Pizlo SSA Form (short version). GitHub Gist: instantly share code, notes, and snippets.

Gist
@swetland Oh interesting! Its seems kind of like block args but doing the arg passing using upsilon instructions and the argument declarations with the phi instructions. The fact that it allows upsilon/phis in the middle of blocks is pretty neat.
@swetland It seems like the ability to have phis/upsilons in the middle of BBs might be a bit of a pain to handle in codegen though, isn't it?
@CanLehmann I'm just getting to register allocation and code-gen, so I guess I'm about to find out! (though currently I always generate phis at the top of and upsilons at the bottom of basic blocks)

@swetland Will be interesting to see how it works out. I think the trivial thing is to implement the semantics directly by having two regs per Phi X, X' and then

upsilon(A, ^X) => X' = A
X = phi() => X = X'

That should implement the parallel move semantics correctly, but is quite wasteful, so you probably don't actually want to do it. My fear is just that you can get weird cases where phis and upsilons are mixed in the same sequence. The upsilon for a phi also does not have to be in a...

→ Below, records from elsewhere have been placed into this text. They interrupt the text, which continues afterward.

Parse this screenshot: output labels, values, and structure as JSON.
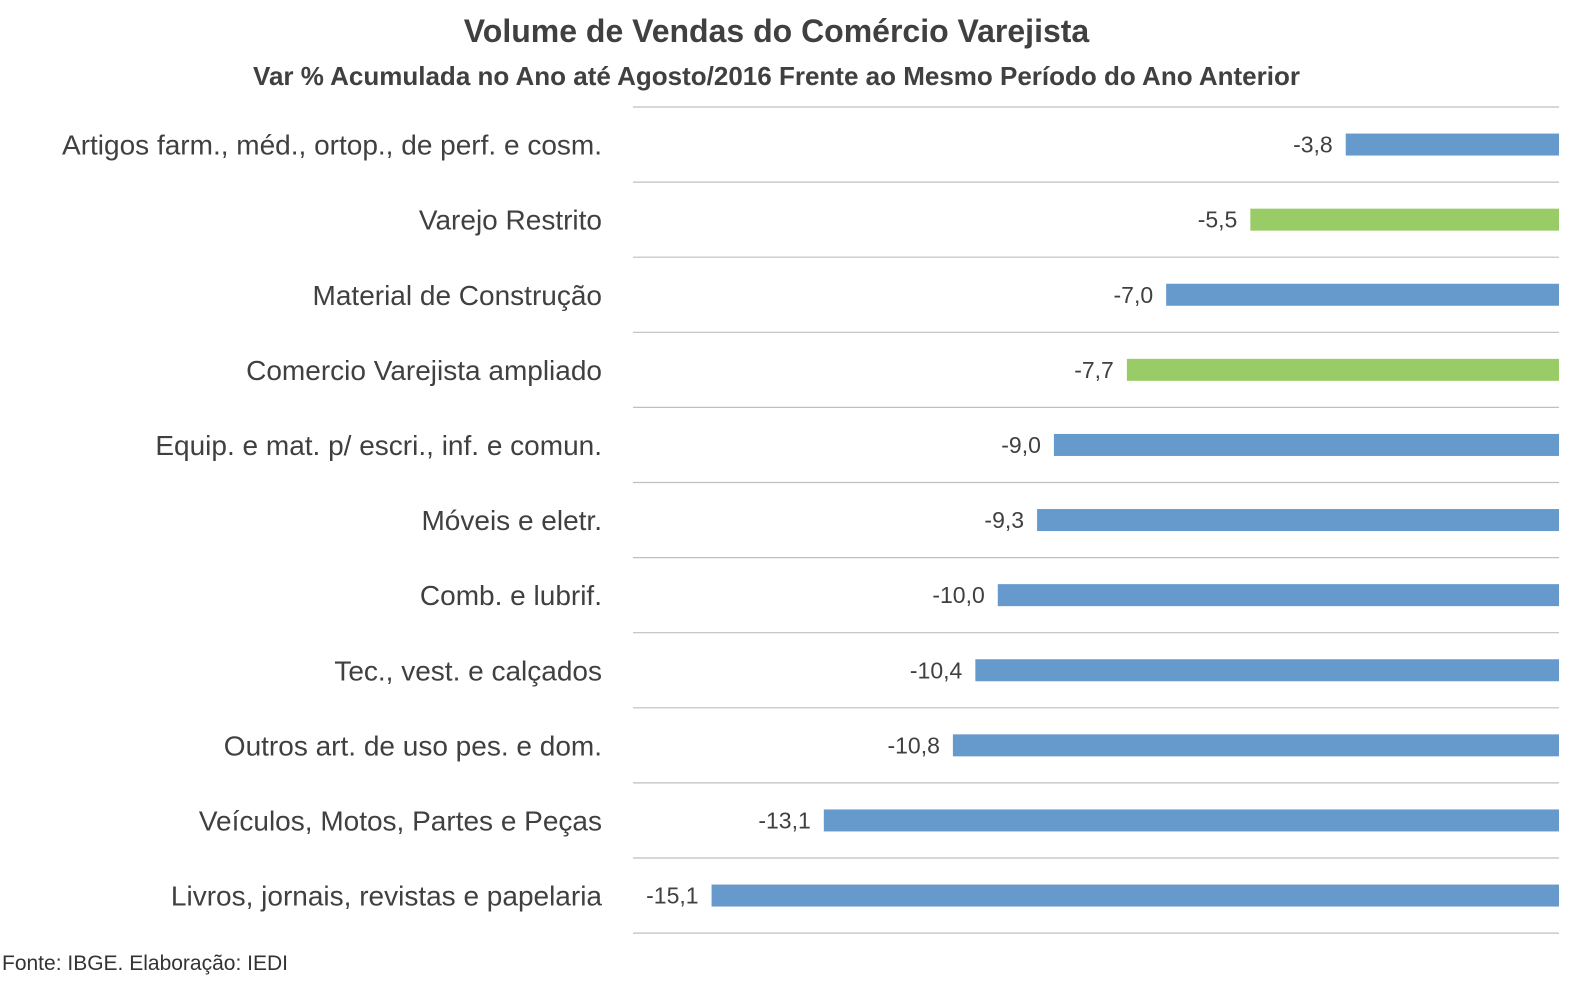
{
  "chart_data": {
    "type": "bar",
    "orientation": "horizontal",
    "title": "Volume de Vendas do Comércio Varejista",
    "subtitle": "Var % Acumulada no Ano até Agosto/2016 Frente ao Mesmo Período do Ano Anterior",
    "categories": [
      "Artigos farm., méd., ortop., de perf. e cosm.",
      "Varejo Restrito",
      "Material de Construção",
      "Comercio Varejista ampliado",
      "Equip. e mat. p/ escri., inf. e comun.",
      "Móveis e eletr.",
      "Comb. e lubrif.",
      "Tec., vest. e calçados",
      "Outros art. de uso pes. e dom.",
      "Veículos, Motos, Partes e Peças",
      "Livros, jornais, revistas e papelaria"
    ],
    "values": [
      -3.8,
      -5.5,
      -7.0,
      -7.7,
      -9.0,
      -9.3,
      -10.0,
      -10.4,
      -10.8,
      -13.1,
      -15.1
    ],
    "value_labels": [
      "-3,8",
      "-5,5",
      "-7,0",
      "-7,7",
      "-9,0",
      "-9,3",
      "-10,0",
      "-10,4",
      "-10,8",
      "-13,1",
      "-15,1"
    ],
    "highlighted": [
      false,
      true,
      false,
      true,
      false,
      false,
      false,
      false,
      false,
      false,
      false
    ],
    "xlim": [
      -16.5,
      0
    ],
    "grid": true,
    "legend": "none",
    "colors": {
      "default_bar": "#6699CC",
      "highlight_bar": "#99CC66",
      "gridline": "#BFBFBF",
      "text": "#404040"
    }
  },
  "source": "Fonte: IBGE. Elaboração: IEDI"
}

@swetland predecessor basic block. So you could get stuff like

bb1:
upsilon(^X)
branch bb2, bb3
bb2:
jump bb4
bb3:
jump bb4
bb4:
X = phi()

and it should still resolve.

@swetland This is certainly interesting to explore though. Maybe there is a nice solution to all of this, I just don't know.
@swetland Maybe it works out if you actually do the two regs per phi approach and aggresively fold mov instructions. I.e. if possible eliminate movs by allocating the same physical register for source and target registers.
@CanLehmann Amusingly, I sort of started that way by accident since I was generating a (superfluous) move instruction on every store to a local. Once I elided those and started further discarding trivial upsilon/phi pairs, some test cases started breaking, which lead me to realizing that ordering was going to be an issue.
@CanLehmann Yeah, it's been fun. The whole project has been a mix of "I've built a lot of frontends, interpreters, bytecode runtimes, etc, but never a full to-the-metal compiler" and "I'd like to build a fully self-hosted compiler". Part 2 is pretty much there... stage0 is a transpiler to C written in C, stage1 is written in itself and compiles to unoptimized straight-line risc-v-ish assembly, stage2 is a rebuild of that inside an emulator, and now stage3 is working on a "real" backend...
@swetland Getting it selfhosting is a really cool milestone! I remember the last time I did a self-hosting compiler (for some LISP-like thing) I was really annoyed at having to fix all these bugs in the non-self-hosting compiler, because I would much rather write code in my own language 😆 I think the bytecode interperter in between is maybe a good approach to circumvent this issue a bit, since it allows you to leave behind the initial compiler earlier.
@CanLehmann Yeah, and it keeps everything as instructions that fit within 2-or-3-arg form (vs traditional phis with arbitrary argument lists) which seems like a nice property, though I'm still using a traditional looking phi sort of thing while assembling basic blocks at the moment... not sure if I can collapse directly to placing phi/upsilon instructions easily yet.
@CanLehmann Awesome. That definitely is the issue I'm looking at.